Members of the NIH's Recombinant DNA Advisory Committee, meeting in Bethesda, Maryland, on 10 February, said that patients suffering from severe combined immunodeficiency disease (SCID) should be treated by gene therapy only if they fail to respond to all other treatments. SCID, which disrupts the development of the immune system, is the only disease so far to have been cured by gene therapy.
SCID trials in the United States were suspended last year by the Food and Drug Administration (FDA) after a child in the world's most advanced study, led by Alain Fischer of the Necker Hospital for Sick Children in Paris, developed leukaemia. The agency halted 24 similar gene-therapy trials when a second child in Fischer's trial was diagnosed with leukaemia in December (see Nature 421, 305; 200310.1038/421305a).
In both cases, the retrovirus used to deliver the corrective gene to the patient inserted itself into a stretch of DNA in or near a gene called LMO2, which can cause childhood leukaemia. Since then, Christof von Kalle, a molecular geneticist at the Cincinnati Children's Hospital, has found that a similar insertion has occurred in a third child in Fischer's study, although this patient has not developed leukaemia.

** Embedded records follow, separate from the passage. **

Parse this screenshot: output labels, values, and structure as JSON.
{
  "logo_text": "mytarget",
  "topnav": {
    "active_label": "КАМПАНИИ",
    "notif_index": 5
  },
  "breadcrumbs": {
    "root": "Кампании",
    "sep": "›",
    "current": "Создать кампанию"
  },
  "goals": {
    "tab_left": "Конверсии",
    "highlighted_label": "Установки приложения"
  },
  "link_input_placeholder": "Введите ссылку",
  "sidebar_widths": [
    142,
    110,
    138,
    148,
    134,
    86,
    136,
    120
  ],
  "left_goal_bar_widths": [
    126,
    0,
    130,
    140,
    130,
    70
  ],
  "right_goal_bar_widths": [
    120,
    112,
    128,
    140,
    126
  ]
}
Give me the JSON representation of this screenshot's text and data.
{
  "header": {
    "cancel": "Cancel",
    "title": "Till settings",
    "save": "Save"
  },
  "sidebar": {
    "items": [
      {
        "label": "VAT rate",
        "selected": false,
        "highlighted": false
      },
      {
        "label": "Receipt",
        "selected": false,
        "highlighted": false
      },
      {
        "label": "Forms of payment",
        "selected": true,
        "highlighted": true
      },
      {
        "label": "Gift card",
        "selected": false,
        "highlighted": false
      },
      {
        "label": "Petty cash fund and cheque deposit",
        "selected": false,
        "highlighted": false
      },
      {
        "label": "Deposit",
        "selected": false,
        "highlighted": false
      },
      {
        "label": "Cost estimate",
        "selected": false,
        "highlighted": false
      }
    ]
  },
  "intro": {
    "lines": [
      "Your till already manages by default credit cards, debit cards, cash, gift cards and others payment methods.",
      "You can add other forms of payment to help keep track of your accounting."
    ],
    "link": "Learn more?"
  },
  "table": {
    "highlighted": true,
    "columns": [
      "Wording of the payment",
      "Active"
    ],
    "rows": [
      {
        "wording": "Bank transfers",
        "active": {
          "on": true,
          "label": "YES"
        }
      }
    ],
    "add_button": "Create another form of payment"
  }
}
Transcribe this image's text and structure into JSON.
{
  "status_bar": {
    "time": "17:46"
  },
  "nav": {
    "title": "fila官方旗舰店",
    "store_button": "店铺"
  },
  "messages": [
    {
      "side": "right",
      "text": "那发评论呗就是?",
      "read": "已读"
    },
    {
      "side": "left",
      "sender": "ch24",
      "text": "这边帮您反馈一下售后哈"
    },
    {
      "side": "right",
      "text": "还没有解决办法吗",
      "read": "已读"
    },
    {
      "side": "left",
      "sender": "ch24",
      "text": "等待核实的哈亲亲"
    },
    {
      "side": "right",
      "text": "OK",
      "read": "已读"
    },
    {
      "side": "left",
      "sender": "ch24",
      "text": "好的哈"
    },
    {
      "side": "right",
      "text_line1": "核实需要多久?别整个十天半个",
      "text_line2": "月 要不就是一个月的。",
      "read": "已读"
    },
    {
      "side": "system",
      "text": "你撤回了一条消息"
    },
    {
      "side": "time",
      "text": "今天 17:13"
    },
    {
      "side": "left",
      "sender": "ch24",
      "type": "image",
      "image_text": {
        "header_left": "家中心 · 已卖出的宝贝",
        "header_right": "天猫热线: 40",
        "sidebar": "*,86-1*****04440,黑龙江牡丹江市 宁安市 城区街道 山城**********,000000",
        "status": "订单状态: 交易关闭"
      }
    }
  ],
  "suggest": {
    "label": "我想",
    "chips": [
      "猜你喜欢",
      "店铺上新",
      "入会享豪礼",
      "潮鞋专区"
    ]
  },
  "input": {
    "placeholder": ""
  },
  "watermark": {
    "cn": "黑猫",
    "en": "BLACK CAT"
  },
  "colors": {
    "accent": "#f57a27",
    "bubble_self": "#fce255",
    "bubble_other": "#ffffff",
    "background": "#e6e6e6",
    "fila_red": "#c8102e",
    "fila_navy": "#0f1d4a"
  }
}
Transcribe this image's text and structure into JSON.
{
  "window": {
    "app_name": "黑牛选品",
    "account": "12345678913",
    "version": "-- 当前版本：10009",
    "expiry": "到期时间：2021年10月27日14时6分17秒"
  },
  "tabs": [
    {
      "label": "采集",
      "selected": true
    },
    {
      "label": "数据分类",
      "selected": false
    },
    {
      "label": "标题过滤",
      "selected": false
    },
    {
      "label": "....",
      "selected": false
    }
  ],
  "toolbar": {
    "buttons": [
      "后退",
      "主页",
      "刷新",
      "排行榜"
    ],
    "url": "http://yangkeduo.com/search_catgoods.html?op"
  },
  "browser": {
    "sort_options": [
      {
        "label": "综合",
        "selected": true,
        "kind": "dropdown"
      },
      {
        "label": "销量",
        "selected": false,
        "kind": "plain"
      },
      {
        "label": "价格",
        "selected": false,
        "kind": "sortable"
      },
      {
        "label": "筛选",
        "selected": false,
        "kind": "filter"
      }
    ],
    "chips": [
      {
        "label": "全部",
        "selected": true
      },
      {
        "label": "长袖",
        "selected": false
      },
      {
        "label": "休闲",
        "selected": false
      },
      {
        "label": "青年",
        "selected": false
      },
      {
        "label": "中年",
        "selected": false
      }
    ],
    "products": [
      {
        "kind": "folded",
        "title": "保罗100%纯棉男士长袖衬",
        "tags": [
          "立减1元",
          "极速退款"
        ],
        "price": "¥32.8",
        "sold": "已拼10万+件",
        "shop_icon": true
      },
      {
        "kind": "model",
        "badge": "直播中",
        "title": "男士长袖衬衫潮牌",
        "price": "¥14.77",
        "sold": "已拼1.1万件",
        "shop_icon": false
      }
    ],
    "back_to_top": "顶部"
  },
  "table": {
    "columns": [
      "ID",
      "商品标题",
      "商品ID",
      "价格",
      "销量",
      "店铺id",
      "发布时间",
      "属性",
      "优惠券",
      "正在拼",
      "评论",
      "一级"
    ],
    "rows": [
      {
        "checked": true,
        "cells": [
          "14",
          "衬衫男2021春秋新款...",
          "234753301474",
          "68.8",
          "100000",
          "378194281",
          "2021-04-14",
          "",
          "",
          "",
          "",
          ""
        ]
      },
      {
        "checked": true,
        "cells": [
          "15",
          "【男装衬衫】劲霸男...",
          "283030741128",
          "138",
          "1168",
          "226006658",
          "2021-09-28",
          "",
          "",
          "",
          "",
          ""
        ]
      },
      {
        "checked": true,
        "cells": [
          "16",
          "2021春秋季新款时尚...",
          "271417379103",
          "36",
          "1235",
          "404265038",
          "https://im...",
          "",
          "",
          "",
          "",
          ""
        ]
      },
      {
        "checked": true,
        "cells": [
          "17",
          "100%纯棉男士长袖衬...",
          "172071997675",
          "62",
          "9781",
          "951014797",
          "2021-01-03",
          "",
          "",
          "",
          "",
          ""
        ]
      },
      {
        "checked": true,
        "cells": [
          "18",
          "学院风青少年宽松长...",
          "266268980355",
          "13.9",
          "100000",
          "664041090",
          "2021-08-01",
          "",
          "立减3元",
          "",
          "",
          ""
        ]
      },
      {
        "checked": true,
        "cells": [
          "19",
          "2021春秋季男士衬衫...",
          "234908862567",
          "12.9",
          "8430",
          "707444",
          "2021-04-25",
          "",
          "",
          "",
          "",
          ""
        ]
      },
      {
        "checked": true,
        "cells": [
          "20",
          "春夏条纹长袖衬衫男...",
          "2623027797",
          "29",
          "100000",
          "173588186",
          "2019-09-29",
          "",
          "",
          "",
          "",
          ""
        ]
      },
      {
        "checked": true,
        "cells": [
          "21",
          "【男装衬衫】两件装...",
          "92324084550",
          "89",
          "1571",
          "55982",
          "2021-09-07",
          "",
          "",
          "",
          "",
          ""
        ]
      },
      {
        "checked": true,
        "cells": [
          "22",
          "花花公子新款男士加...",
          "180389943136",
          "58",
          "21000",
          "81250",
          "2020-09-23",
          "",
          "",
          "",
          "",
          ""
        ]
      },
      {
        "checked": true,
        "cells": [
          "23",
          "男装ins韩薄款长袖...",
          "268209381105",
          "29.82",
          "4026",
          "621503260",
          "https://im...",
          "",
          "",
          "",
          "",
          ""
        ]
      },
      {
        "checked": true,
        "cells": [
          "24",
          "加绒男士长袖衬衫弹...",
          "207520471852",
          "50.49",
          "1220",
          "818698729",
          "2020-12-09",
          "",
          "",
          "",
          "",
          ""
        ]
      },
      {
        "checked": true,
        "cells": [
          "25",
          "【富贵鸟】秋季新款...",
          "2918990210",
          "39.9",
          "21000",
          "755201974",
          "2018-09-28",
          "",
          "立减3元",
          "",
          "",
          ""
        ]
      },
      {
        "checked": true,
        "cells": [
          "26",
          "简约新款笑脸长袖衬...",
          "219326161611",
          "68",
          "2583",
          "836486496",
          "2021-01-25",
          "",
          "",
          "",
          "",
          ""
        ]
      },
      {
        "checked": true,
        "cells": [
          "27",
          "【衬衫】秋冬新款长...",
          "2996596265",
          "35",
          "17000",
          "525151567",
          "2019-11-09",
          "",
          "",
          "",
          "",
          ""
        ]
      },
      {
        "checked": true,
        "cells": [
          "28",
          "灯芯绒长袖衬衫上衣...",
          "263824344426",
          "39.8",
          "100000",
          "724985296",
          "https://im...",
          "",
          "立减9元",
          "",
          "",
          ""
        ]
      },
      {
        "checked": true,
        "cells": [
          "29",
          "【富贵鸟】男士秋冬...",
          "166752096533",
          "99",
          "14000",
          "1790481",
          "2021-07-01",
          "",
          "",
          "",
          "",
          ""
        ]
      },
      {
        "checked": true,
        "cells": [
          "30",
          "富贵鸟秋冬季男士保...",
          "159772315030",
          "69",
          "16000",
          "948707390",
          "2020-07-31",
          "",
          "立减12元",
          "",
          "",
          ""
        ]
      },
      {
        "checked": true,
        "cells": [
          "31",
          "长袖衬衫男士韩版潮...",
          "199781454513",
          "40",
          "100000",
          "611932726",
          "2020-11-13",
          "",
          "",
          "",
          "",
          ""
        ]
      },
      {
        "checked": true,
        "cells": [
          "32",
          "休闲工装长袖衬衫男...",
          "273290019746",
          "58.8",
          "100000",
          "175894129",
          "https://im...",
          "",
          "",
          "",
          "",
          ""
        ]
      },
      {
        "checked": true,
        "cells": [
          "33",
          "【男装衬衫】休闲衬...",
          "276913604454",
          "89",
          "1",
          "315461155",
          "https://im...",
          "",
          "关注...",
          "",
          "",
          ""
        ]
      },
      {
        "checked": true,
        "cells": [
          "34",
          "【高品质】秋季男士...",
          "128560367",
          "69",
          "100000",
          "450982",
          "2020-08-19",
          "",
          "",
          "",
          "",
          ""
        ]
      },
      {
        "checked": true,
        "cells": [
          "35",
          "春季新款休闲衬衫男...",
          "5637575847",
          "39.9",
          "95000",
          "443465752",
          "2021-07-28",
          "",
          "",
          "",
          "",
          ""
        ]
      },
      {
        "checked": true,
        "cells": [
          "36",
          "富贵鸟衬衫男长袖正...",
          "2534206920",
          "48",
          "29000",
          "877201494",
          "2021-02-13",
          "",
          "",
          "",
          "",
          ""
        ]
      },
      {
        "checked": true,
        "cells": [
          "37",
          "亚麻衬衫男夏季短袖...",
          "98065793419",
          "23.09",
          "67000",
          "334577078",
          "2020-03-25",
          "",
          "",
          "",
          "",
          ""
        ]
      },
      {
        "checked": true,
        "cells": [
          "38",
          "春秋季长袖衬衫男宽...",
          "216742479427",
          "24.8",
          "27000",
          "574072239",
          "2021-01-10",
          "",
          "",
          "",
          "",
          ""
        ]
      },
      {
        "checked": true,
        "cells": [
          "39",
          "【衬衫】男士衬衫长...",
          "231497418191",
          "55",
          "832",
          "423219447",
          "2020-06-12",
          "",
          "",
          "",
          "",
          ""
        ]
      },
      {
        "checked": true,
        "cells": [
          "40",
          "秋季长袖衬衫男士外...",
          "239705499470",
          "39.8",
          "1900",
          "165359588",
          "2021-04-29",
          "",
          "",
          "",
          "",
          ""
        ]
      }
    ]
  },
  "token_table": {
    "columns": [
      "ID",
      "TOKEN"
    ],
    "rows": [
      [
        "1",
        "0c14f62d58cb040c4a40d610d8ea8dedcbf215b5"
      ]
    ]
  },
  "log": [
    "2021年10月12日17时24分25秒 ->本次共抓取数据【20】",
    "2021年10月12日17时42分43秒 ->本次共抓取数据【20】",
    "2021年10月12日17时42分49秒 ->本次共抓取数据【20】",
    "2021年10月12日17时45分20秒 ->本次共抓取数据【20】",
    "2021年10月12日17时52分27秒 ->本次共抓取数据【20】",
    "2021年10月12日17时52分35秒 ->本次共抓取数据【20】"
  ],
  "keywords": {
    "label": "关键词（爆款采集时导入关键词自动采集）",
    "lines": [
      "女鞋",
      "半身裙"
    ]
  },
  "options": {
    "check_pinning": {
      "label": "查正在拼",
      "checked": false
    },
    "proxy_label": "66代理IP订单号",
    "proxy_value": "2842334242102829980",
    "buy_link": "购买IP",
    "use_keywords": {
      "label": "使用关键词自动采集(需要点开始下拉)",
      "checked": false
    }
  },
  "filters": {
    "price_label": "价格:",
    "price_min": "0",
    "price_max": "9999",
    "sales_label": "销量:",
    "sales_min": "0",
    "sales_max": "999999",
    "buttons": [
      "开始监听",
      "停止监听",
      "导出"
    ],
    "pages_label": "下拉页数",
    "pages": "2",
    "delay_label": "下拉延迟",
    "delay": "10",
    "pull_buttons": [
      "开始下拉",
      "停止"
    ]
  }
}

The committee's advice to limit the use of SCID gene therapy is expected to influence the FDA's final decision on the US trials. The agency will consider whether to halt the SCID trials permanently when its advisory committee meets on 28 February.
Scientists say that this meeting is crucial for the future of gene therapy. “People are very worried that these cases will shut down the entire field of gene transfer,” says Diane Wara, a paediatrician at the University of California, San Francisco, who sits on the NIH committee.